Akhirnya terjadilah pergolakan batin Tuan Sharif berada pada titik kebimbangan atas yang dialaminya. Antara keberpihakan padabangsa sendiri dengan memutus berhenti bekerja. Atau tetap bekerja dengan penjajah karena himpitan ekonomi dan keinginan kehidupan yang baik secara ekonomi yang dianggap sebagai penghianat bangsa.
Sharif sudah terperosok ke lubang yang begitu dalam. Dia sudah pasrah dengan keterpurukan dan tekanan yang menimpa.Â
Ia harus rela menjadi Federalist, orang yang sangat dibenci para pejuang kemerdekaan.
Dibenci oleh masyarakatnya bahkan anak sendiri bernama Arsil putra sulung yang sangat ia sayangi pun ikut membenci dirinya.
Tersirat jelas dalam nukilan bait pada kata dari surat anaknya, Arsil. Pertentangan sang Anak dengan Ayah. Surat yang berisi kebencian kepada Ayah sang Federalist.
Tapi Ayah! Sesudah melihat Ayah dengan gembira berada dalam konvoi musuh dan mobil itu lewat dihadapan kami, ganjil perasaan yang datang kepada diri ananda. Tidak terlihat olehku wajah teman-temanku. Mereka menatap tajam kepadaku meskipun mereka tidak berkata. Dalam pandangan itu panjang taksirnya bagiku. Aku anak dari seorang pengkhianat cita-cita, seorang musuh Republik.

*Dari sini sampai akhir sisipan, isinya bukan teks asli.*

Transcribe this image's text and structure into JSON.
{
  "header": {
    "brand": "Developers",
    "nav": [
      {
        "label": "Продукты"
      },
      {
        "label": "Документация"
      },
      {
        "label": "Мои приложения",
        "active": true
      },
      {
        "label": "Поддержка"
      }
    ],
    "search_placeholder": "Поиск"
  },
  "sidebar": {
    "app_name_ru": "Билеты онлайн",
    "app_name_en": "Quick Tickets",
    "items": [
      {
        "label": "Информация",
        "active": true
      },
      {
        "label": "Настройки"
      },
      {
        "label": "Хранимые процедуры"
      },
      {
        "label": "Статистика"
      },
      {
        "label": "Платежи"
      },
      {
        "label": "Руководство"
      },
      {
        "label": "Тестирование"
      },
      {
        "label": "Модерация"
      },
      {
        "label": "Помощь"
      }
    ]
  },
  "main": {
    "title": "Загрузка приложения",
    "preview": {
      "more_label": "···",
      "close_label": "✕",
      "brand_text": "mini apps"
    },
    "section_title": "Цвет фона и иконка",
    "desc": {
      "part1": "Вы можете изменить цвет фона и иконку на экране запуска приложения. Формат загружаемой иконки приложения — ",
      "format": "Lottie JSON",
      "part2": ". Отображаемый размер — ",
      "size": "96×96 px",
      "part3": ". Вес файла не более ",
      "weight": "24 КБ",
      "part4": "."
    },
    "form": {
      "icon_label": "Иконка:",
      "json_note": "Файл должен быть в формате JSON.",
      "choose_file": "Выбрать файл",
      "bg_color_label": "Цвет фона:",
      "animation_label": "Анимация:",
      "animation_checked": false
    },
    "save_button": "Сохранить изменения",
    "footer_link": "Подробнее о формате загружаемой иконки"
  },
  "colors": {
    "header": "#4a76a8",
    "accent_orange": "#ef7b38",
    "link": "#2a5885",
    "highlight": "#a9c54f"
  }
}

Sebanyak itu pengorbanan yang telah kita tumpahkan, baik bangsa kita seluruhnya maupun kita sendiri serumah tangga, demi pada ujian yang penghabisan Ayah kalah. Ayah tidak berhitung.

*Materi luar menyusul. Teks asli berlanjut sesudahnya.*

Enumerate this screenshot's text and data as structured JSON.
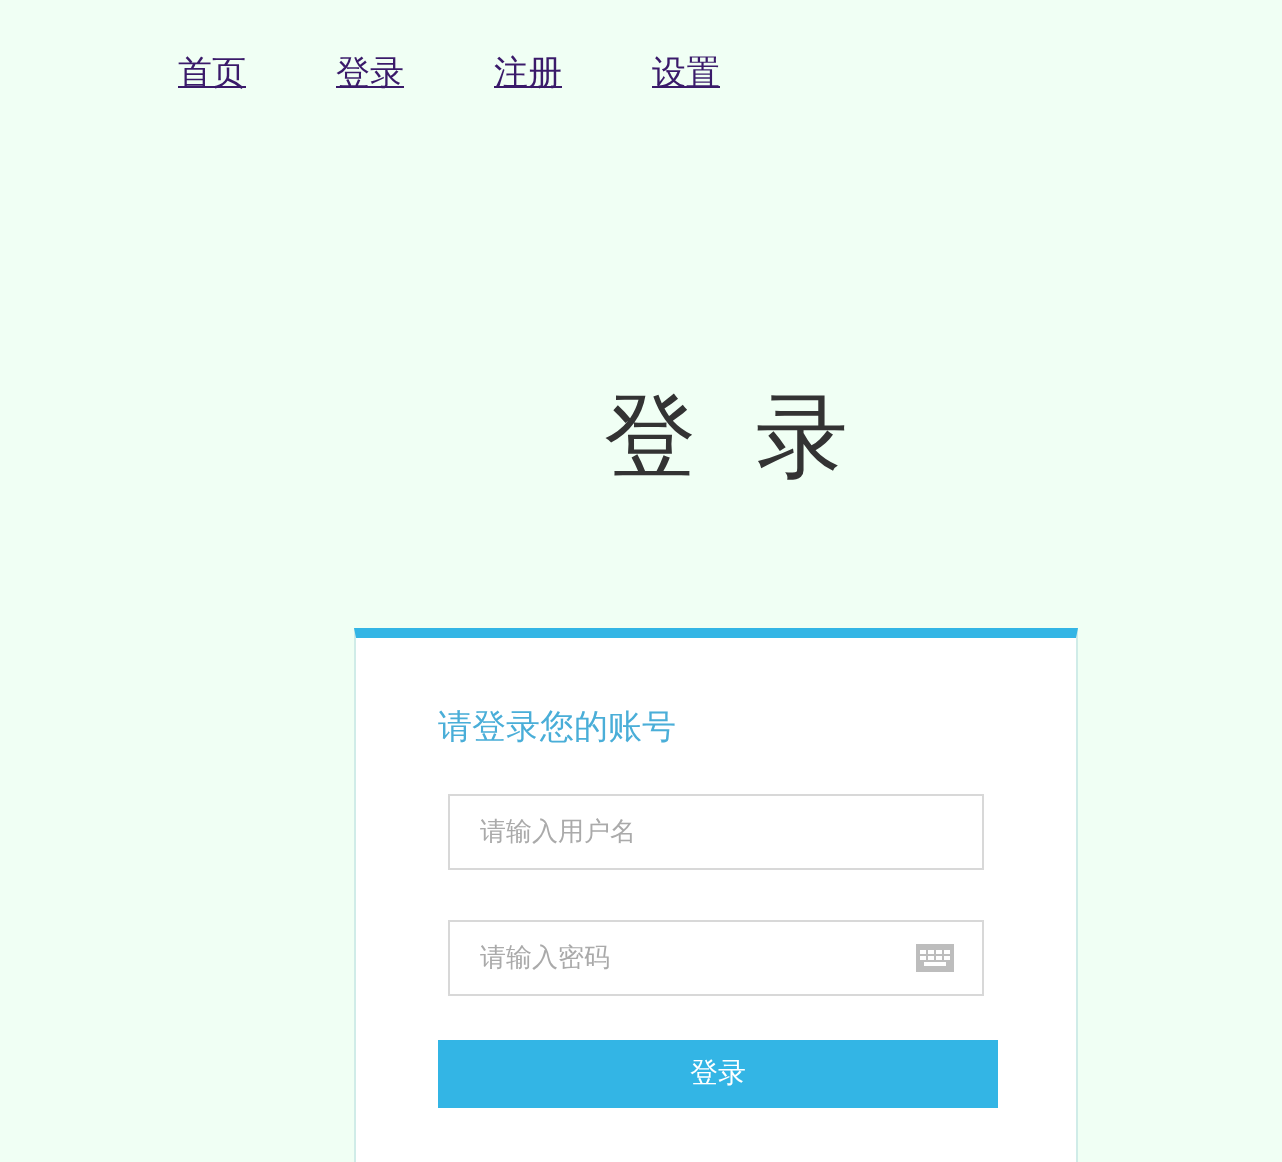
{
  "nav": [
    {
      "label": "首页"
    },
    {
      "label": "登录"
    },
    {
      "label": "注册"
    },
    {
      "label": "设置"
    }
  ],
  "heading": "登录",
  "card": {
    "title": "请登录您的账号",
    "fields": [
      {
        "kind": "text",
        "placeholder": "请输入用户名"
      },
      {
        "kind": "password",
        "placeholder": "请输入密码"
      }
    ],
    "submit": "登录"
  }
}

Mengapa Ayah ragu bahwa kita akan menang. Bagaimanakah perasaan Ayah terhadap anak Ayah yang dihutan-hutan dan di gunung-gunung untuk cita yang mulia, yaitu kemerdekaan dan kemulian bangsa?
Ayah lemah hati karena tidak tahan menderita, makanan yang enak-enak telah menggelapkan mata Ayah. Gaji besar, kemewahan dan kesenangan-kesenangan. Padahal kemerdekaan hilang lantaran itu. Berapa lamanya dunia ini akan kita dipakai. Sehingga manalah kepuasaan hawa nafsu.

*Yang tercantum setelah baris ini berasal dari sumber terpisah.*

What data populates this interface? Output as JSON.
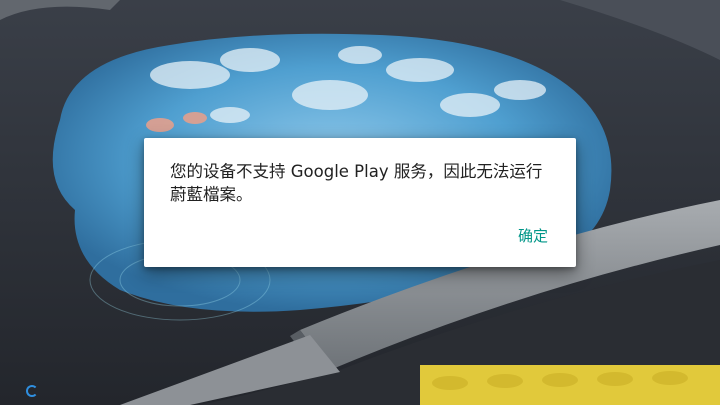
{
  "dialog": {
    "message": "您的设备不支持 Google Play 服务，因此无法运行蔚藍檔案。",
    "confirm_label": "确定"
  },
  "colors": {
    "accent": "#009688",
    "loading_indicator": "#2f8fe0"
  },
  "icons": {
    "loading": "loading-spinner-icon"
  }
}
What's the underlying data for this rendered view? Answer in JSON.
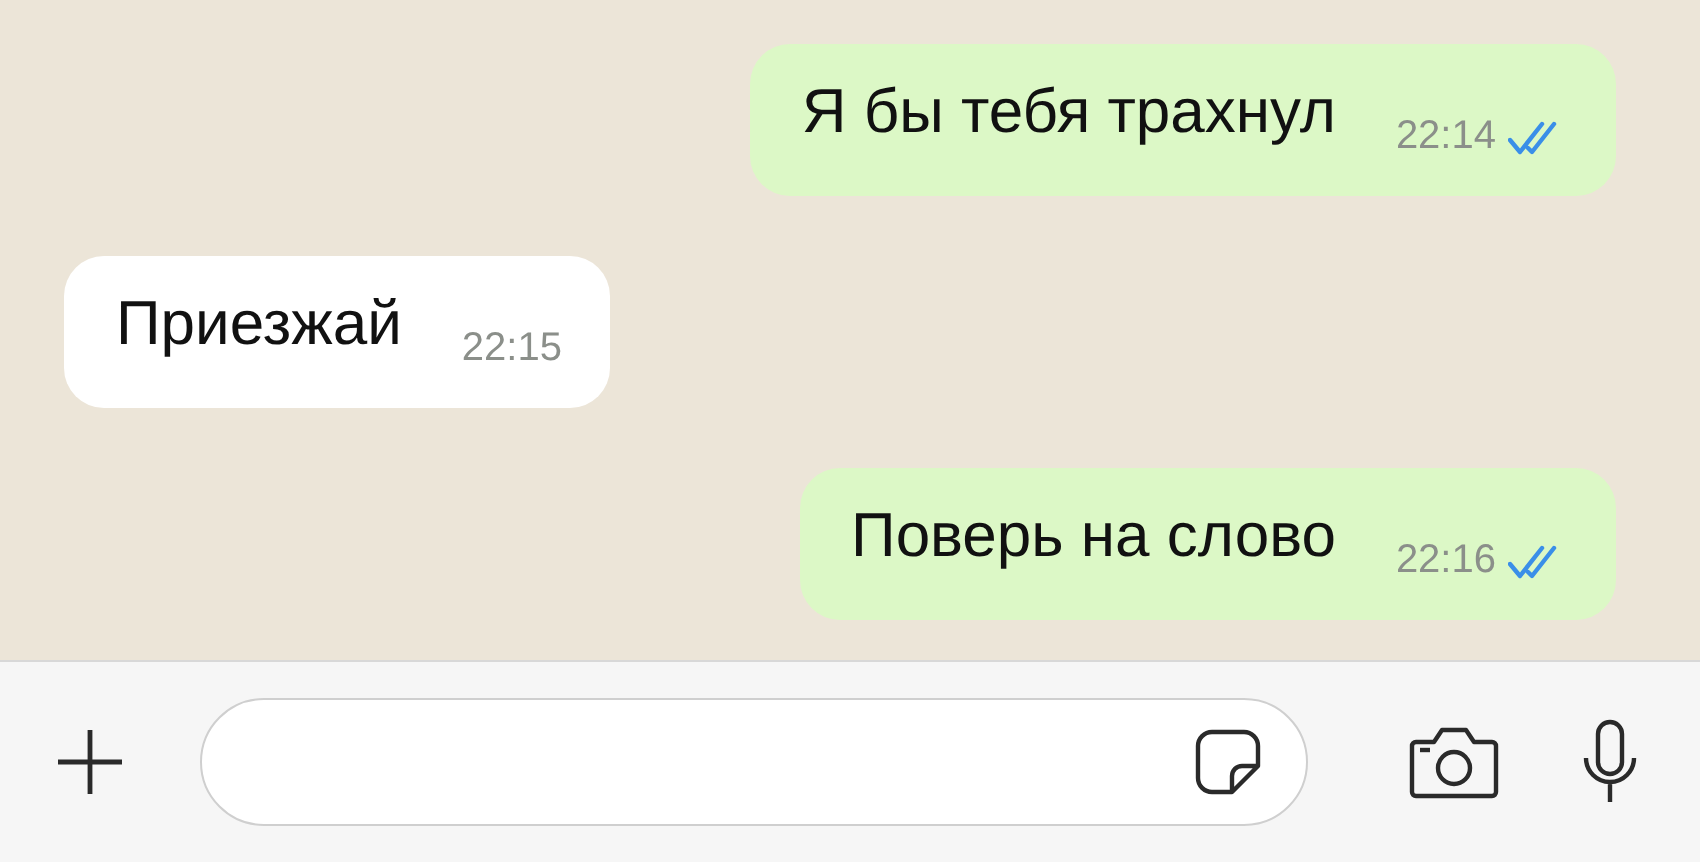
{
  "messages": [
    {
      "kind": "outgoing",
      "text": "Я бы тебя трахнул",
      "time": "22:14",
      "read": true
    },
    {
      "kind": "incoming",
      "text": "Приезжай",
      "time": "22:15"
    },
    {
      "kind": "outgoing",
      "text": "Поверь на слово",
      "time": "22:16",
      "read": true
    }
  ]
}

Inilah beberapa pesan surat Arsil pada Ayahnya. Penuh rasa perbedaan pandangan atas apa yang Ayahnya lakoni, sebagai penghianat bangsa sendiri. Yang bersenang-senang disaat bangsa sedang dirudung rasa ingin bebas dari belenggu musuh. Yang selama ditentang oleh bangsanya sendiri.